Identifier les besoins alimentaires

De par la taille du pays, la diversité et la complexité des crises humanitaires, les actions prises doivent être menées de façon stratégique, coordonnée et centrée sur les besoins. La FAO et le Programme alimentaire mondial (PAM) codirigent le Cluster Sécurité Alimentaire, dans le but d’améliorer la coordination des actions et de garantir des informations sur la nutrition et l’alimentation précises, factuelles et régulièrement mises à jour. Suivant la même logique, la FAO appuie les actions visant à déterminer les niveaux d’insécurité alimentaire à travers tout le pays au travers du Cadre intégré de classification de la sécurité alimentaire (IPC). Il ressort du 12ème cycle d’analyse IPC (mené de décembre 2014 à juin 2015) que 6.5 millions de personnes sont en situation d’insécurité alimentaire aigüe et nécessitent une assistance alimentaire et de moyens d’existence d’urgence (IPC phases 3 et 4). Ces chiffres stagnent depuis quelques années, du fait de la persistance des violences armées qui continuent à pousser les populations à abandonner leurs foyers et leurs terres, principalement à l’Est. Une autre raison de cette stagnation est la nécessité d’un appui à l’accès à des moyens de productions pour les petites exploitations familiales dans les zones à fort enclavement.

Restaurer les liens entre les marchés

Le mauvais état des routes, des voies ferroviaires et fluviales rend l’accès aux marchés difficile pour les agriculteurs souhaitant y vendre leurs produits. La FAO aide à la construction de moyens de stockage (c.a.d. de greniers communautaires et de petits dépôts) ainsi qu’à rendre le transport des produits bruts et/ou transformés accessible. En plus de fournir des semences à haut rendement et d’accompagner les agriculteurs à produire des semences de qualité, la FAO encourage les associations d’agriculteurs à organiser la transformation et la commercialisation de leurs produits. Une des possibilités offertes est le programme de l’Initiative Achats au service du progrès du PAM, qui propose aux agriculteurs pauvres un débouché stable et rémunérateur pour les denrées de base qu’ils produisent. Une autre possibilité consiste à améliorer la desserte locale pour relier zones de production et de commercialisation.
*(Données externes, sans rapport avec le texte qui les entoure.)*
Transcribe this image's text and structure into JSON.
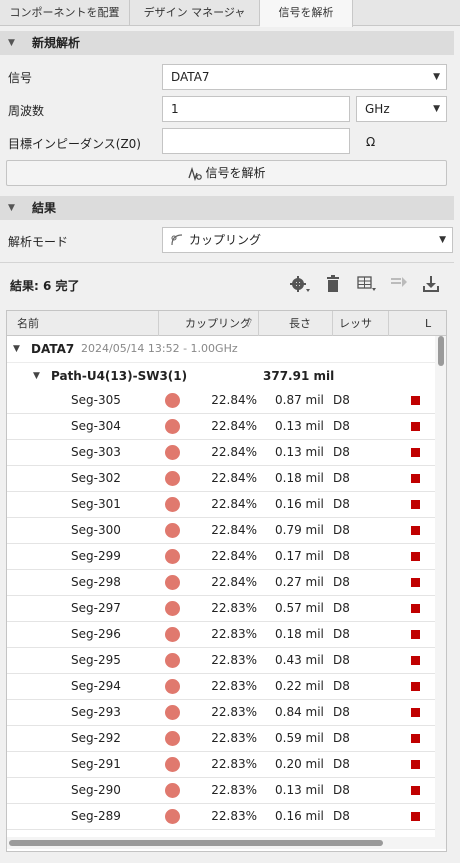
{
  "tabs": [
    "コンポーネントを配置",
    "デザイン マネージャ",
    "信号を解析"
  ],
  "new_analysis": {
    "title": "新規解析",
    "signal_label": "信号",
    "signal_value": "DATA7",
    "freq_label": "周波数",
    "freq_value": "1",
    "freq_unit": "GHz",
    "impedance_label": "目標インピーダンス(Z0)",
    "impedance_value": "",
    "impedance_unit": "Ω",
    "analyze_button": "信号を解析"
  },
  "results": {
    "title": "結果",
    "mode_label": "解析モード",
    "mode_value": "カップリング",
    "summary_prefix": "結果:",
    "summary_count": "6",
    "summary_suffix": "完了"
  },
  "table": {
    "headers": [
      "名前",
      "カップリング",
      "長さ",
      "レッサ",
      "L"
    ],
    "group": {
      "name": "DATA7",
      "meta": "2024/05/14 13:52 - 1.00GHz"
    },
    "path": {
      "name": "Path-U4(13)-SW3(1)",
      "length": "377.91 mil"
    },
    "rows": [
      {
        "seg": "Seg-305",
        "pct": "22.84%",
        "len": "0.87 mil",
        "layer": "D8"
      },
      {
        "seg": "Seg-304",
        "pct": "22.84%",
        "len": "0.13 mil",
        "layer": "D8"
      },
      {
        "seg": "Seg-303",
        "pct": "22.84%",
        "len": "0.13 mil",
        "layer": "D8"
      },
      {
        "seg": "Seg-302",
        "pct": "22.84%",
        "len": "0.18 mil",
        "layer": "D8"
      },
      {
        "seg": "Seg-301",
        "pct": "22.84%",
        "len": "0.16 mil",
        "layer": "D8"
      },
      {
        "seg": "Seg-300",
        "pct": "22.84%",
        "len": "0.79 mil",
        "layer": "D8"
      },
      {
        "seg": "Seg-299",
        "pct": "22.84%",
        "len": "0.17 mil",
        "layer": "D8"
      },
      {
        "seg": "Seg-298",
        "pct": "22.84%",
        "len": "0.27 mil",
        "layer": "D8"
      },
      {
        "seg": "Seg-297",
        "pct": "22.83%",
        "len": "0.57 mil",
        "layer": "D8"
      },
      {
        "seg": "Seg-296",
        "pct": "22.83%",
        "len": "0.18 mil",
        "layer": "D8"
      },
      {
        "seg": "Seg-295",
        "pct": "22.83%",
        "len": "0.43 mil",
        "layer": "D8"
      },
      {
        "seg": "Seg-294",
        "pct": "22.83%",
        "len": "0.22 mil",
        "layer": "D8"
      },
      {
        "seg": "Seg-293",
        "pct": "22.83%",
        "len": "0.84 mil",
        "layer": "D8"
      },
      {
        "seg": "Seg-292",
        "pct": "22.83%",
        "len": "0.59 mil",
        "layer": "D8"
      },
      {
        "seg": "Seg-291",
        "pct": "22.83%",
        "len": "0.20 mil",
        "layer": "D8"
      },
      {
        "seg": "Seg-290",
        "pct": "22.83%",
        "len": "0.13 mil",
        "layer": "D8"
      },
      {
        "seg": "Seg-289",
        "pct": "22.83%",
        "len": "0.16 mil",
        "layer": "D8"
      }
    ]
  },
  "colors": {
    "coupling_dot": "#e0796e",
    "layer_square": "#c00000"
  }
}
Offrir des possibilités de revenus aux femmes

Il y a deux fois plus de femmes pauvres que d’hommes pauvres en République démocratique du Congo. L’accès restreint aux intrants, à la terre et aux services fait qu’il est plus difficile encore pour une femme de gagner sa vie. Nombreuses sont les victimes de violences sexuelles, et elles sont souvent rejetées par leur famille et leur communauté. La FAO et ses partenaires travaillent à la création de nouvelles opportunités pour les femmes dans le domaine de l’agriculture, y compris la transformation et la commercialisation, et cherchent aussi à leur faciliter l’accès à la terre et aux ressources productives, ainsi qu’à leur fournir un accompagnement technique et financier (par exemple via des microcrédits). Les écoles pratiques d’agriculture et d’apprentissage de la vie, qui enseignent les techniques agricoles, les bonnes pratiques nutritionnelles et les bons comportements face au VIH, se révèlent être un excellent moyen d’aider les femmes victimes de violences à réintégrer leurs communautés.